The VW campervan has always been one of the most popular choices for drivers with a sense of adventure. The classic air-cooled Type 2, introduced in the sixties, has gained legendary status, and mint examples can now change hands for £20,000-plus.
Yet it’s still available ‘new’ – the Type 2 was still produced in Brazil until the end of 2013, and companies such as Danbury MotorCaravans will convert it to offer mod cons such as a kitchen with a fridge freezer and a CD stereo.
There’s no denying the vintage appeal of these models, but they cost £30,000-plus – and for similar money you can get your hands on a modern campervan, based on the dependable and much more up-to-date mechanicals of the Volkswagen T5 Transporter. The T5 has become a cult choice among fans of outdoor pursuits like surfing, just as the previous-generation T4 did before it, and as a result it will hold its value better than conversions based on the Mercedes Vito, Vauxhall Vivaro and Renault Trafic, and even the Ford Transit.

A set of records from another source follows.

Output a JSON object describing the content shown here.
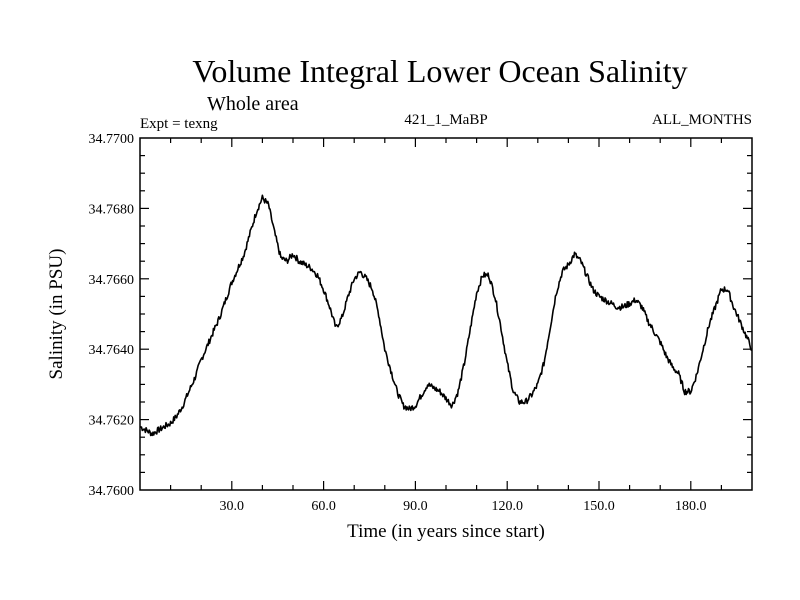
{
  "chart_data": {
    "type": "line",
    "title": "Volume Integral Lower Ocean Salinity",
    "subtitle": "Whole area",
    "experiment": "Expt = texng",
    "run_id": "421_1_MaBP",
    "months": "ALL_MONTHS",
    "xlabel": "Time (in years since start)",
    "ylabel": "Salinity (in PSU)",
    "xlim": [
      0,
      200
    ],
    "ylim": [
      34.76,
      34.77
    ],
    "x_ticks": [
      "30.0",
      "60.0",
      "90.0",
      "120.0",
      "150.0",
      "180.0"
    ],
    "x_tick_values": [
      30,
      60,
      90,
      120,
      150,
      180
    ],
    "y_ticks": [
      "34.7600",
      "34.7620",
      "34.7640",
      "34.7660",
      "34.7680",
      "34.7700"
    ],
    "y_tick_values": [
      34.76,
      34.762,
      34.764,
      34.766,
      34.768,
      34.77
    ],
    "grid": false,
    "series": [
      {
        "name": "salinity",
        "x": [
          0,
          2,
          4,
          6,
          8,
          10,
          12,
          14,
          16,
          18,
          20,
          22,
          24,
          26,
          28,
          30,
          32,
          34,
          36,
          38,
          40,
          42,
          44,
          46,
          48,
          50,
          52,
          54,
          56,
          58,
          60,
          62,
          64,
          66,
          68,
          70,
          72,
          74,
          76,
          78,
          80,
          82,
          84,
          86,
          88,
          90,
          92,
          94,
          96,
          98,
          100,
          102,
          104,
          106,
          108,
          110,
          112,
          114,
          116,
          118,
          120,
          122,
          124,
          126,
          128,
          130,
          132,
          134,
          136,
          138,
          140,
          142,
          144,
          146,
          148,
          150,
          152,
          154,
          156,
          158,
          160,
          162,
          164,
          166,
          168,
          170,
          172,
          174,
          176,
          178,
          180,
          182,
          184,
          186,
          188,
          190,
          192,
          194,
          196,
          198,
          200
        ],
        "y": [
          34.7618,
          34.7617,
          34.7616,
          34.7617,
          34.7618,
          34.7619,
          34.7621,
          34.7624,
          34.7628,
          34.7632,
          34.7637,
          34.7641,
          34.7645,
          34.7649,
          34.7654,
          34.7659,
          34.7663,
          34.7667,
          34.7673,
          34.7679,
          34.7683,
          34.7681,
          34.7673,
          34.7666,
          34.7665,
          34.7667,
          34.7665,
          34.7664,
          34.7663,
          34.7661,
          34.7657,
          34.7652,
          34.7646,
          34.7649,
          34.7655,
          34.766,
          34.7662,
          34.766,
          34.7657,
          34.765,
          34.764,
          34.7634,
          34.7628,
          34.7624,
          34.7623,
          34.7624,
          34.7627,
          34.763,
          34.7629,
          34.7628,
          34.7626,
          34.7624,
          34.7628,
          34.7636,
          34.7646,
          34.7656,
          34.7661,
          34.7661,
          34.7655,
          34.7646,
          34.7636,
          34.7628,
          34.7625,
          34.7625,
          34.7627,
          34.763,
          34.7636,
          34.7646,
          34.7656,
          34.7662,
          34.7664,
          34.7667,
          34.7665,
          34.7661,
          34.7657,
          34.7655,
          34.7654,
          34.7653,
          34.7652,
          34.7652,
          34.7653,
          34.7654,
          34.7652,
          34.7648,
          34.7645,
          34.7642,
          34.7638,
          34.7635,
          34.7633,
          34.7628,
          34.7628,
          34.7633,
          34.764,
          34.7647,
          34.7652,
          34.7657,
          34.7657,
          34.7652,
          34.7648,
          34.7644,
          34.764
        ]
      }
    ]
  }
}
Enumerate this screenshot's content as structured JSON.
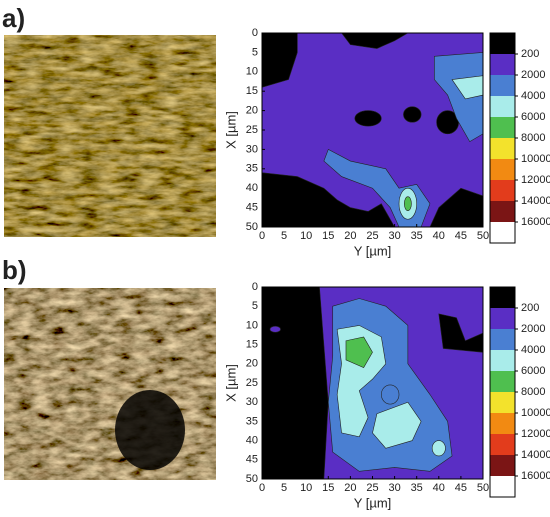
{
  "chart_data": [
    {
      "type": "contour",
      "panel_label": "a)",
      "xlabel": "Y [µm]",
      "ylabel": "X [µm]",
      "xlim": [
        0,
        50
      ],
      "ylim": [
        50,
        0
      ],
      "xticks": [
        0,
        5,
        10,
        15,
        20,
        25,
        30,
        35,
        40,
        45,
        50
      ],
      "yticks": [
        0,
        5,
        10,
        15,
        20,
        25,
        30,
        35,
        40,
        45,
        50
      ],
      "colorbar": {
        "levels": [
          200,
          2000,
          4000,
          6000,
          8000,
          10000,
          12000,
          14000,
          16000
        ],
        "colors": [
          "#000000",
          "#5a2ec4",
          "#4a7fd2",
          "#a9ecea",
          "#4fbf4f",
          "#f3e22c",
          "#f28a12",
          "#e23c1c",
          "#7b1515",
          "#ffffff"
        ]
      }
    },
    {
      "type": "contour",
      "panel_label": "b)",
      "xlabel": "Y [µm]",
      "ylabel": "X [µm]",
      "xlim": [
        0,
        50
      ],
      "ylim": [
        50,
        0
      ],
      "xticks": [
        0,
        5,
        10,
        15,
        20,
        25,
        30,
        35,
        40,
        45,
        50
      ],
      "yticks": [
        0,
        5,
        10,
        15,
        20,
        25,
        30,
        35,
        40,
        45,
        50
      ],
      "colorbar": {
        "levels": [
          200,
          2000,
          4000,
          6000,
          8000,
          10000,
          12000,
          14000,
          16000
        ],
        "colors": [
          "#000000",
          "#5a2ec4",
          "#4a7fd2",
          "#a9ecea",
          "#4fbf4f",
          "#f3e22c",
          "#f28a12",
          "#e23c1c",
          "#7b1515",
          "#ffffff"
        ]
      }
    }
  ]
}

Visit your local Volkswagen van dealer, and you can get your hands on a California or California Beach. These factory conversions have everything you could possibly want, from neatly integrated kitchens with masses of storage to heaters and a bed in the lift-up roof. Plus, options include three-zone air-con, a 32-litre coolbox and Wi-Fi – although a basic California starts at over £45,000.

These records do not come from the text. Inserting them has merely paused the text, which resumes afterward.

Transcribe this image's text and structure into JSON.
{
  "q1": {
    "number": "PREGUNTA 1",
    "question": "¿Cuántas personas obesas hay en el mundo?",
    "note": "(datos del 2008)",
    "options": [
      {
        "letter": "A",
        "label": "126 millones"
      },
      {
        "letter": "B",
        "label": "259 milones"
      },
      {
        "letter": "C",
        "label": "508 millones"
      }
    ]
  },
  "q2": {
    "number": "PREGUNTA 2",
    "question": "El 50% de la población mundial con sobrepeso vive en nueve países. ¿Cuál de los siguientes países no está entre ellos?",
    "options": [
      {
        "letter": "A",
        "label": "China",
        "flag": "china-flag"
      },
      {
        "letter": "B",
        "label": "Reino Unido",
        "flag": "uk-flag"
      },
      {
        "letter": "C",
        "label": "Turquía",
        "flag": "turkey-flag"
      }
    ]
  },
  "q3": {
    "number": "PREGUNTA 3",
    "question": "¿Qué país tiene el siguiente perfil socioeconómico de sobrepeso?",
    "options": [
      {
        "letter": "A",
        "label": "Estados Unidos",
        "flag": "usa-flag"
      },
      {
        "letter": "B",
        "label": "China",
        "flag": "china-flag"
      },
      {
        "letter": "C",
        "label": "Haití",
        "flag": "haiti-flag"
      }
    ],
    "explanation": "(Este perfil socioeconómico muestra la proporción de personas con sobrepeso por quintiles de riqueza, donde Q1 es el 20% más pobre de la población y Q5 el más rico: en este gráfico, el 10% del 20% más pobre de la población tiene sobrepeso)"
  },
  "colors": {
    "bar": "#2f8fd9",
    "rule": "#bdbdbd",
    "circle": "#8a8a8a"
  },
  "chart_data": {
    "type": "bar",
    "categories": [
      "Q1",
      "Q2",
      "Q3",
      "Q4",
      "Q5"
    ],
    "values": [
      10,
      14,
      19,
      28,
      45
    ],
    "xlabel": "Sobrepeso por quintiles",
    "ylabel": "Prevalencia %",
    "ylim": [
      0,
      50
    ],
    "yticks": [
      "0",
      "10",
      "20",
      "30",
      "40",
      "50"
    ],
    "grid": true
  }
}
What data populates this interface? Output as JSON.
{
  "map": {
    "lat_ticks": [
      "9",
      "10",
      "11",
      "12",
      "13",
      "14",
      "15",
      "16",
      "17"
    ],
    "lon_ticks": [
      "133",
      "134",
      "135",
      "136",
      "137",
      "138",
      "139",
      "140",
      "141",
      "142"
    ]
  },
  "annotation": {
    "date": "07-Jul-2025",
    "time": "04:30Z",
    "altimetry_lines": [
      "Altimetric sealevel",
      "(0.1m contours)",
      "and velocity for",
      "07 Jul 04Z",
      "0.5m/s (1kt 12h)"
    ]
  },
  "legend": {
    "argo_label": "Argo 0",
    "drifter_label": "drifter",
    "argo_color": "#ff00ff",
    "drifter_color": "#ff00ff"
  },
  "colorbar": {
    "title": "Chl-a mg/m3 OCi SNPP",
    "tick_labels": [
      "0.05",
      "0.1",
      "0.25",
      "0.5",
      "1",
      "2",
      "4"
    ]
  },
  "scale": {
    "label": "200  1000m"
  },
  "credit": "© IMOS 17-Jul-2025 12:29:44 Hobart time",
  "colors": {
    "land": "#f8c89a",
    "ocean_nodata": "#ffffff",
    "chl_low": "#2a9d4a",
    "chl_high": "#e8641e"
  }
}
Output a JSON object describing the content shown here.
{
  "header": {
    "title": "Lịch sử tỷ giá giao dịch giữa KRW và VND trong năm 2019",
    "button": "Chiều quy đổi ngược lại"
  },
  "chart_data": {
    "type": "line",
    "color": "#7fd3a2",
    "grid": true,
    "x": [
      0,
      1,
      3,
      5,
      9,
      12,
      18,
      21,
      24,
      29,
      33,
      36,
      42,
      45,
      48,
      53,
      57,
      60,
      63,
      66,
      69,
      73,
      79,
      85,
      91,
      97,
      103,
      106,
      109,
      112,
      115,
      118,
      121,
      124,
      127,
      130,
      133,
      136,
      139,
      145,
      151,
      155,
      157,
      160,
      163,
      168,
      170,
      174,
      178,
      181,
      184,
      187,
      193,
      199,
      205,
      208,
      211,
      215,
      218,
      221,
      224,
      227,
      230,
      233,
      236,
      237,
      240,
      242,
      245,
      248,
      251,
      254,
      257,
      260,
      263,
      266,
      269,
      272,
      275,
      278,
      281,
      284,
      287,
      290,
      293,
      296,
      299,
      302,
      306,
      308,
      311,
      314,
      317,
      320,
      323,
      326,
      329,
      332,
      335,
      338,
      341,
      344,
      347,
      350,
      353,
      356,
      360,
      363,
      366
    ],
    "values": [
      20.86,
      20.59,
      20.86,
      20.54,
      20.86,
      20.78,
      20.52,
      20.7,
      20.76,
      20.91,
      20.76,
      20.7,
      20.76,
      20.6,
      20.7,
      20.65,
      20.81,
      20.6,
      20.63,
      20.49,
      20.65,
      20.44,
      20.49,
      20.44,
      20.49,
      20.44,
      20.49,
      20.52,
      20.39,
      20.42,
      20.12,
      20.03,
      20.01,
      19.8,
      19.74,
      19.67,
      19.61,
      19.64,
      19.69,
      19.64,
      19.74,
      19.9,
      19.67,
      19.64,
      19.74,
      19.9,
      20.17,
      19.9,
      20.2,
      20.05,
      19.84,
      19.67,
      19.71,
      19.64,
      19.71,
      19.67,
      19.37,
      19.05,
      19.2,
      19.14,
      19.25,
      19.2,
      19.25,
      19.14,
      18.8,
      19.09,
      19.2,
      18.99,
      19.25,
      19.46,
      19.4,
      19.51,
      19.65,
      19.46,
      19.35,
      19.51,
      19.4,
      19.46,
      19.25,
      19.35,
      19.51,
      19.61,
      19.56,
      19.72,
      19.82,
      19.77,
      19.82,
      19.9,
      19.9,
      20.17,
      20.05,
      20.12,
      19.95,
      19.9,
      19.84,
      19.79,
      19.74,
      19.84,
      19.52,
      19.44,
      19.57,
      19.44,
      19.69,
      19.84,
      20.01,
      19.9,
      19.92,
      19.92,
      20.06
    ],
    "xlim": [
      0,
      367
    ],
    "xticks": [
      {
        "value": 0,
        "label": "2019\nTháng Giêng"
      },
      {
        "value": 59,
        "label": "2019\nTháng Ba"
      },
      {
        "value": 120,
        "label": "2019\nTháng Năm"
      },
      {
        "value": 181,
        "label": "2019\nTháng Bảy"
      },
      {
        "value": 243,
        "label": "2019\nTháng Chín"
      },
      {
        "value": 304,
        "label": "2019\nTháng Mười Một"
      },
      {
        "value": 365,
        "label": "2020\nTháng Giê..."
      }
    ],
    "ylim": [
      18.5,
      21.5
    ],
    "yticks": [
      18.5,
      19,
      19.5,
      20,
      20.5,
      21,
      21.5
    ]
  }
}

If you don’t have such a big budget, you can get an existing Transporter or Caravelle converted into a campervan at a fraction of the cost. Some drivers have even turned the smaller VW Caddy van into a camper, although this will have limited space. Yet whichever model you go for, there’s a legion of companies queuing up to do the work for you, and a variety of custom options.
Whether you want a full campervan, complete with a pop-up roof to make space for a bedroom, or simply a day van for short trips out with the family, the best starting point for a conversion is a long-wheelbase Caravelle or Shuttle, as it has the anchor points for rear seats, plus rear heating and soundproofing, that a Transporter van won’t.
Either way, a long wheelbase will obviously give you more room, while the 178bhp 2.0-litre TDI diesel will provide more power when fully loaded than the 138bhp version. Convert an older, used van, and you could even go for a 2.5-litre diesel.
Once you’ve got your van as a starting point, you can decide exactly how you want to kit out your camper – something that’s obviously not an option with a factory conversion. And whether you get a company to do the work or do it yourself, the first step is to fit proper insulation. Swivel functions for the driver and front passenger seats are also essential, as is a Rock and Roll bed.
The latter incorporates seatbelts and crash protection, so can be used to seat passengers on a journey, before being converted into a double bed with ease. Even when folded out, the bed leaves space for a kitchen in most campervan conversions – many will comprise a two-burner stove, a sink and a Waeco fridge, as well as plenty of storage cupboards.
Need room for more than two people to sleep? A pop-up roof obviously adds to the cost, but it brings an extra bedroom up above. Also check out new innovations like the Danbury Doubleback, with its slide-out rear boosting space.
So there’s clearly a whole host of options for anyone considering a VW campervan conversion. But whether you want a factory-built model, prefer to go down the aftermarket route or are looking to carry out a DIY conversion, you’ll end up with one of the safest investments on the car market – as the Volkswagen campervan is always in demand.